2. If someone is selling you something, don’t buy it
Spier points out that the human brain is likely to not make rational decisions when dealing with a well-argued pitch from a gifted salesperson. He suggests adopting a no-exceptions no-sales policy when it comes to investments. He says: "I adopted a simple rule that has proved extraordinarily beneficial. When people call to pitch me anything at all, I reply in as a pleasant a manner as possible, “I’m sorry. But I have a rule that I don’t allow myself to buy anything that’s being sold to me.
3. Avoid speaking to management
Although it sounds counter-intuitive, Spier says he avoids speaking with the management of the companies he researching.
He argues: "The trouble is, senior managers—particularly CEOs—tend to be skilled salespeople. No matter how their business is performing, they have a gift for making the listener feel optimistic about the company’s prospects... Knowing my own rational limitations, I’d prefer not to expose myself to this potentially distorting influence."
4. Do your investment research in the right order
Guy Spier says the best place to start your investment research is by looking at the firm’s public filings, especially the annual report, 10-K, 10-Q, and proxy statement. He points out that these documents are not sufficient in themselves, but they do provide a lot of valuable information you can rely on, especially for U.S.-based companies.
It is also very important to carefully read the accountant’s audit letter as it can provide a hint of potential problems.
Following a thorough review of corporate filings, Spier says he then starts to look over "less objective corporate documents, such as earnings announcements, press releases and transcripts of conference calls."
5. Avoid discussing your investment ideas with biased people
Spier says bouncing your investment ideas off of others is important, but your need to be careful who you choose to share with. He suggests you: "Pool your knowledge with other investors, but stick with those people who can keep their ego in check."

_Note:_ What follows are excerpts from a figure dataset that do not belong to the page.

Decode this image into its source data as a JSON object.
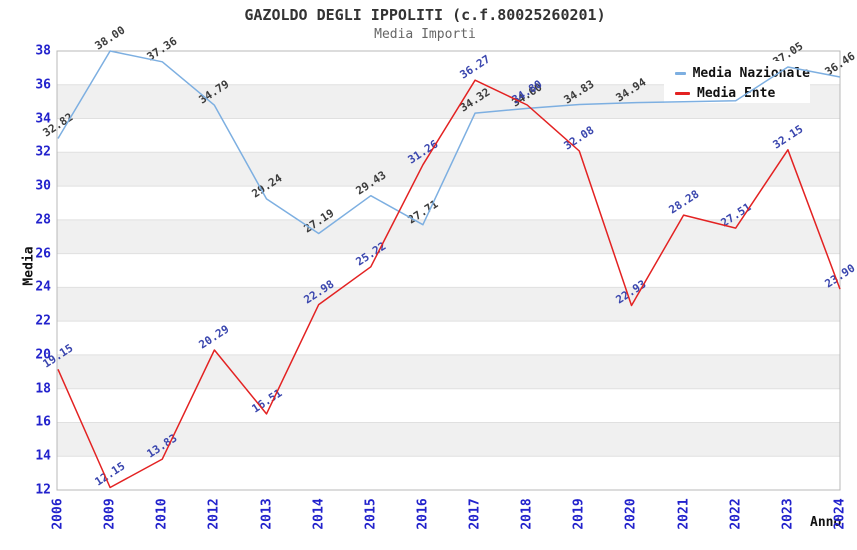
{
  "chart_data": {
    "type": "line",
    "title": "GAZOLDO DEGLI IPPOLITI (c.f.80025260201)",
    "subtitle": "Media Importi",
    "xlabel": "Anno",
    "ylabel": "Media",
    "categories": [
      "2006",
      "2009",
      "2010",
      "2012",
      "2013",
      "2014",
      "2015",
      "2016",
      "2017",
      "2018",
      "2019",
      "2020",
      "2021",
      "2022",
      "2023",
      "2024"
    ],
    "ylim": [
      12,
      38
    ],
    "yticks": [
      12,
      14,
      16,
      18,
      20,
      22,
      24,
      26,
      28,
      30,
      32,
      34,
      36,
      38
    ],
    "grid": "horizontal-bands",
    "legend_position": "top-right",
    "series": [
      {
        "name": "Media Nazionale",
        "color": "#7dafe1",
        "label_color": "#3c3c3c",
        "values": [
          32.82,
          38.0,
          37.36,
          34.79,
          29.24,
          27.19,
          29.43,
          27.71,
          34.32,
          34.6,
          34.83,
          34.94,
          35.0,
          35.05,
          37.05,
          36.46
        ],
        "labels": [
          "32.82",
          "38.00",
          "37.36",
          "34.79",
          "29.24",
          "27.19",
          "29.43",
          "27.71",
          "34.32",
          "34.60",
          "34.83",
          "34.94",
          "",
          "",
          "37.05",
          "36.46"
        ]
      },
      {
        "name": "Media Ente",
        "color": "#e32222",
        "label_color": "#3a46ae",
        "values": [
          19.15,
          12.15,
          13.83,
          20.29,
          16.51,
          22.98,
          25.22,
          31.26,
          36.27,
          34.8,
          32.08,
          22.93,
          28.28,
          27.51,
          32.15,
          23.9
        ],
        "labels": [
          "19.15",
          "12.15",
          "13.83",
          "20.29",
          "16.51",
          "22.98",
          "25.22",
          "31.26",
          "36.27",
          "34.80",
          "32.08",
          "22.93",
          "28.28",
          "27.51",
          "32.15",
          "23.90"
        ]
      }
    ],
    "style": {
      "band_color": "#f0f0f0",
      "gridline_color": "#e0e0e0",
      "frame_color": "#b8b8b8",
      "tick_color": "#2222cc",
      "background": "#ffffff"
    }
  }
}
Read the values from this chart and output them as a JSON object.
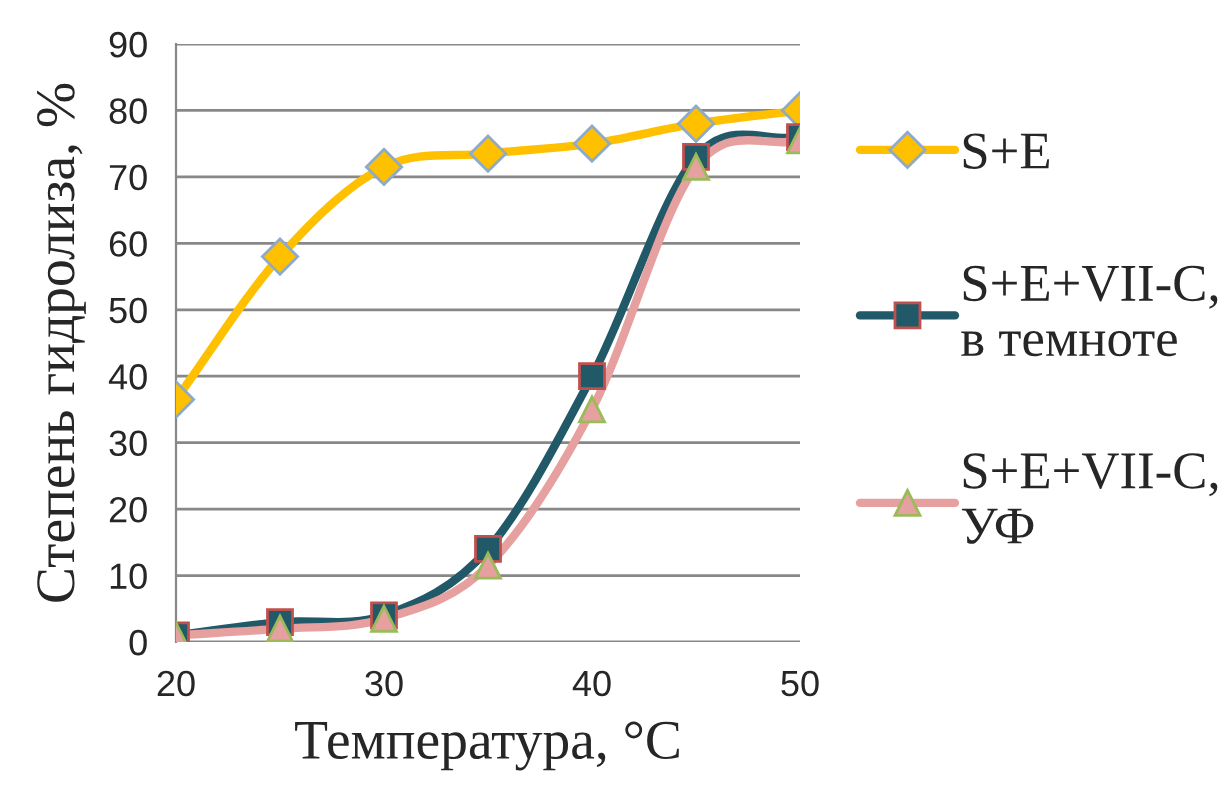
{
  "chart_data": {
    "type": "line",
    "xlabel": "Температура, °C",
    "ylabel": "Степень гидролиза, %",
    "x": [
      20,
      25,
      30,
      35,
      40,
      45,
      50
    ],
    "series": [
      {
        "name": "S+E",
        "color": "#ffc000",
        "marker": "diamond",
        "values": [
          36.5,
          58,
          71.5,
          73.5,
          75,
          78,
          80
        ]
      },
      {
        "name": "S+E+VII-C,\nв темноте",
        "color": "#215968",
        "marker": "square",
        "values": [
          1,
          3,
          4,
          14,
          40,
          73,
          76
        ]
      },
      {
        "name": "S+E+VII-C,\nУФ",
        "color": "#e6a0a0",
        "marker": "triangle",
        "values": [
          1,
          2,
          3.5,
          11.5,
          35,
          71.5,
          75.5
        ]
      }
    ],
    "xlim": [
      20,
      50
    ],
    "xticks": [
      20,
      30,
      40,
      50
    ],
    "ylim": [
      0,
      90
    ],
    "yticks": [
      0,
      10,
      20,
      30,
      40,
      50,
      60,
      70,
      80,
      90
    ],
    "grid": "y",
    "legend": "right"
  }
}
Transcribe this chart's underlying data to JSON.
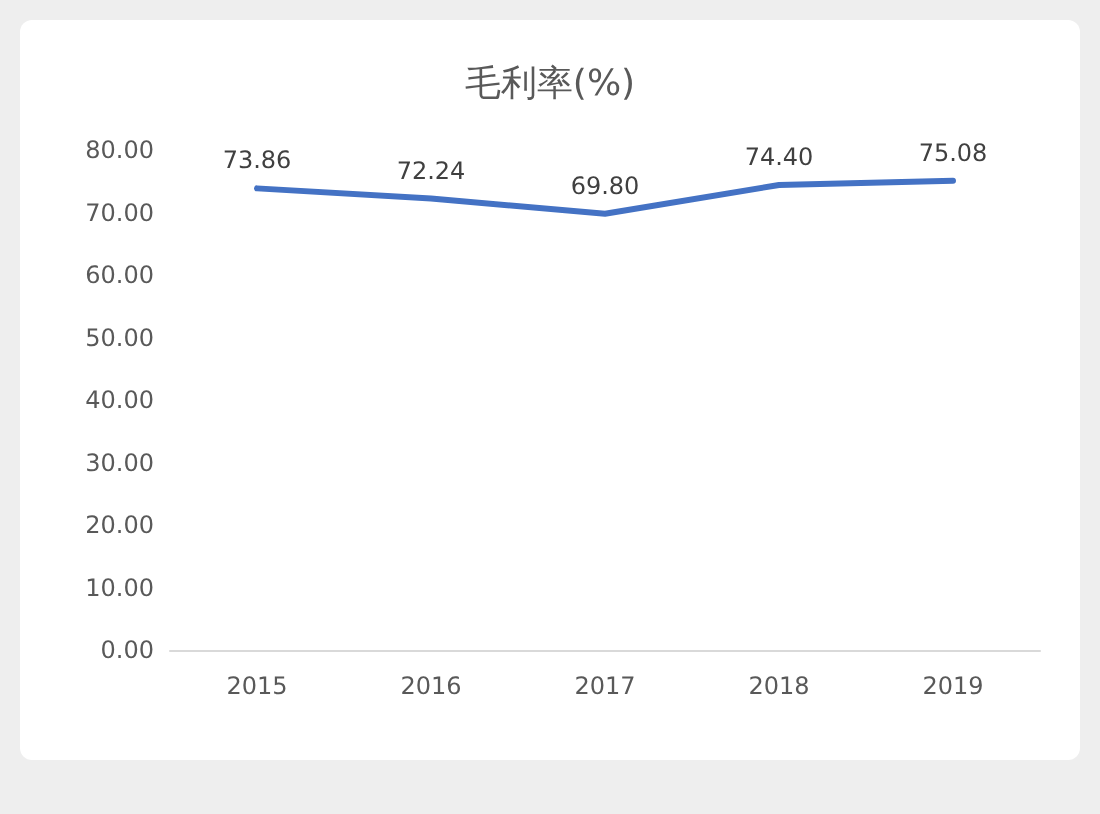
{
  "chart_data": {
    "type": "line",
    "title": "毛利率(%)",
    "categories": [
      "2015",
      "2016",
      "2017",
      "2018",
      "2019"
    ],
    "series": [
      {
        "color": "#4472c4",
        "values": [
          73.86,
          72.24,
          69.8,
          74.4,
          75.08
        ],
        "value_labels": [
          "73.86",
          "72.24",
          "69.80",
          "74.40",
          "75.08"
        ]
      }
    ],
    "ylim": [
      0,
      80
    ],
    "yticks": [
      {
        "value": 0,
        "label": "0.00"
      },
      {
        "value": 10,
        "label": "10.00"
      },
      {
        "value": 20,
        "label": "20.00"
      },
      {
        "value": 30,
        "label": "30.00"
      },
      {
        "value": 40,
        "label": "40.00"
      },
      {
        "value": 50,
        "label": "50.00"
      },
      {
        "value": 60,
        "label": "60.00"
      },
      {
        "value": 70,
        "label": "70.00"
      },
      {
        "value": 80,
        "label": "80.00"
      }
    ],
    "grid": false,
    "marker": "none",
    "line_style": "solid"
  }
}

6. Do not buy or sell stocks during market hours
Another one of Spier's investing rules (inspired and shared by Mohnish Pabrai) is to not trade stocks during regular market hours. He says the best plan (under most circumstances) is to call up your broker the day before you want to buy or sell stock and request to trade the stock at the average price for the upcoming day.
7. Do not sell after a big drop
Spier rightly points out that selling a stock that has taken a big hit is "emotionally fraught". He says he follows a rule to deal with the psychological forces aroused in these situations that Pabrai pioneered: If he buys a stock and it goes down big, he will not sell it for at least two years. Spier argues that this "rule acts as a circuit breaker, a way to slow me down and improve my odds of making rational decisions."
8. Avoid talking about your current investments
Experience is the best teacher, and Spier said he's learned it is "a bad idea to speak publicly about stocks that I own. Once we’ve made a public statement, it’s psychologically difficult to back away from what we’ve said—even if we’ve come to regret that opinion."
9. Develop your own investing checklist
Guy Spier says that that most investors need a written checklist to stop them from making the same mistakes. In fact, he spends an entire chapter in his book developing the idea of a personal investing checklist.
A list of all the investing mistakes that you have made in the past is a good starting place. Afterwards, every time you consider buying or selling a stock, carefully review your list to be sure you are not going to make the same mistake again.
Spier describes his version of an investing checklist: "A checklist is not a shopping list of the desirable attributes that we’re looking for in a business. It’s a list of predictable errors. My checklist includes items like: Is a top executive going through a tough time personally that might cloud his or her judgment? Is there a key part of the company’s value chain that is vulnerable? Is the stock cheap, not just based on what I think will happen in the future, but on where it is trading today?"